Conservative, Ms Girling said she was not a “great lover” of referenda in representative democracies but asserted that the final deal between the EU and the UK should be put to the public.
“It’s a much more definitive vote if we have a vote on the deal because at least we all fully understand what we’re voting for.”
Ms Girling asked Prime Minister Theresa May to “please think again” about plans to press ahead with a ‘hard Brexit’, and to “think about how we might negotiate a Brexit which would heal divisions”.
She underscored that she was not saying that people did not know what they were doing when they voted to leave but added that “they didn’t have the information”.

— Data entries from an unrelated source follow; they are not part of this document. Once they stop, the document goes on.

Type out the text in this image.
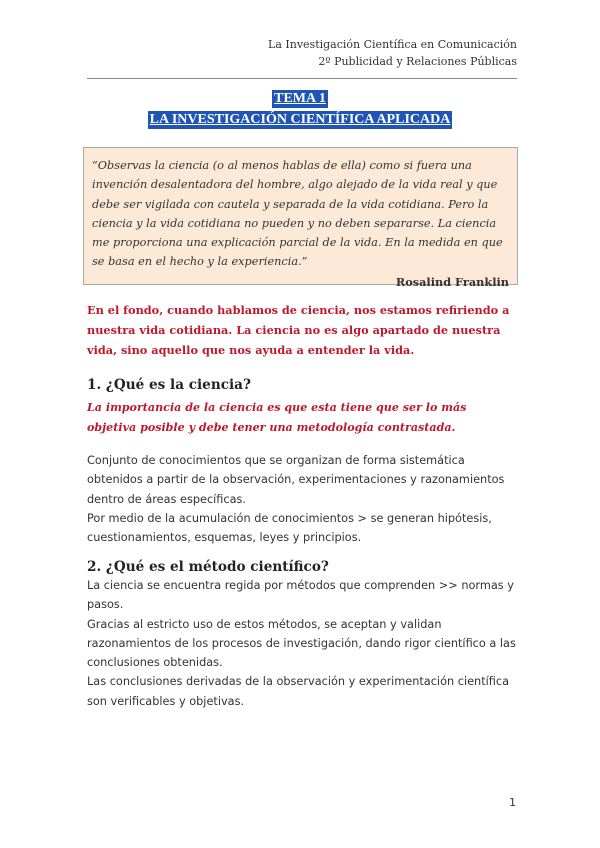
La Investigación Científica en Comunicación
2º Publicidad y Relaciones Públicas
TEMA 1
LA INVESTIGACIÓN CIENTÍFICA APLICADA
“Observas la ciencia (o al menos hablas de ella) como si fuera una invención desalentadora del hombre, algo alejado de la vida real y que debe ser vigilada con cautela y separada de la vida cotidiana. Pero la ciencia y la vida cotidiana no pueden y no deben separarse. La ciencia me proporciona una explicación parcial de la vida. En la medida en que se basa en el hecho y la experiencia.”
Rosalind Franklin
En el fondo, cuando hablamos de ciencia, nos estamos refiriendo a nuestra vida cotidiana. La ciencia no es algo apartado de nuestra vida, sino aquello que nos ayuda a entender la vida.
1. ¿Qué es la ciencia?
La importancia de la ciencia es que esta tiene que ser lo más objetiva posible y debe tener una metodología contrastada.
Conjunto de conocimientos que se organizan de forma sistemática
obtenidos a partir de la observación, experimentaciones y razonamientos
dentro de áreas específicas.
Por medio de la acumulación de conocimientos > se generan hipótesis,
cuestionamientos, esquemas, leyes y principios.
2. ¿Qué es el método científico?
La ciencia se encuentra regida por métodos que comprenden >> normas y
pasos.
Gracias al estricto uso de estos métodos, se aceptan y validan
razonamientos de los procesos de investigación, dando rigor científico a las
conclusiones obtenidas.
Las conclusiones derivadas de la observación y experimentación científica
son verificables y objetivas.
1
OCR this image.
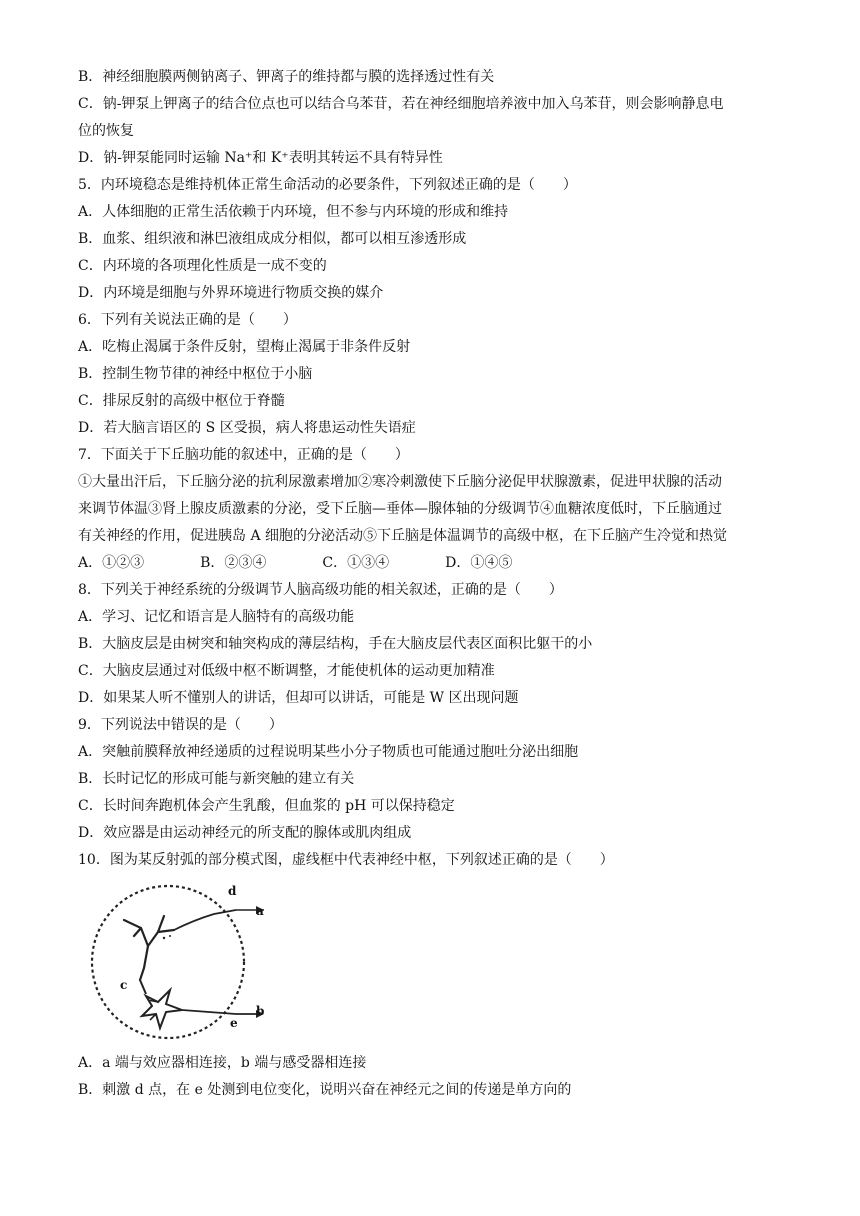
B．神经细胞膜两侧钠离子、钾离子的维持都与膜的选择透过性有关
C．钠-钾泵上钾离子的结合位点也可以结合乌苯苷，若在神经细胞培养液中加入乌苯苷，则会影响静息电
位的恢复
D．钠-钾泵能同时运输 Na⁺和 K⁺表明其转运不具有特异性
5．内环境稳态是维持机体正常生命活动的必要条件，下列叙述正确的是（　　）
A．人体细胞的正常生活依赖于内环境，但不参与内环境的形成和维持
B．血浆、组织液和淋巴液组成成分相似，都可以相互渗透形成
C．内环境的各项理化性质是一成不变的
D．内环境是细胞与外界环境进行物质交换的媒介
6．下列有关说法正确的是（　　）
A．吃梅止渴属于条件反射，望梅止渴属于非条件反射
B．控制生物节律的神经中枢位于小脑
C．排尿反射的高级中枢位于脊髓
D．若大脑言语区的 S 区受损，病人将患运动性失语症
7．下面关于下丘脑功能的叙述中，正确的是（　　）
①大量出汗后，下丘脑分泌的抗利尿激素增加②寒冷刺激使下丘脑分泌促甲状腺激素，促进甲状腺的活动
来调节体温③肾上腺皮质激素的分泌，受下丘脑—垂体—腺体轴的分级调节④血糖浓度低时，下丘脑通过
有关神经的作用，促进胰岛 A 细胞的分泌活动⑤下丘脑是体温调节的高级中枢，在下丘脑产生冷觉和热觉
A．①②③　　　　B．②③④　　　　C．①③④　　　　D．①④⑤
8．下列关于神经系统的分级调节人脑高级功能的相关叙述，正确的是（　　）
A．学习、记忆和语言是人脑特有的高级功能
B．大脑皮层是由树突和轴突构成的薄层结构，手在大脑皮层代表区面积比躯干的小
C．大脑皮层通过对低级中枢不断调整，才能使机体的运动更加精准
D．如果某人听不懂别人的讲话，但却可以讲话，可能是 W 区出现问题
9．下列说法中错误的是（　　）
A．突触前膜释放神经递质的过程说明某些小分子物质也可能通过胞吐分泌出细胞
B．长时记忆的形成可能与新突触的建立有关
C．长时间奔跑机体会产生乳酸，但血浆的 pH 可以保持稳定
D．效应器是由运动神经元的所支配的腺体或肌肉组成
10．图为某反射弧的部分模式图，虚线框中代表神经中枢，下列叙述正确的是（　　）
d
a
c
e
b
A．a 端与效应器相连接，b 端与感受器相连接
B．刺激 d 点，在 e 处测到电位变化，说明兴奋在神经元之间的传递是单方向的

Ms Girling recently expressed disappointment in having the Conservative whip withdrawn for supporting a resolution in the European Parliament in Strasbourg to block Brexit talks moving forward.
She described the decision to remove the whip as “totally unnecessary” and cited how she had been a member of the party for 40 years.
“I don’t really know what happens next,” she said.
Ms Scott Cato said the UK’s economy is “totally entwined” with the EU and flagged how “an awful lot of people right across the country” will be damaged in different ways as a result of Brexit.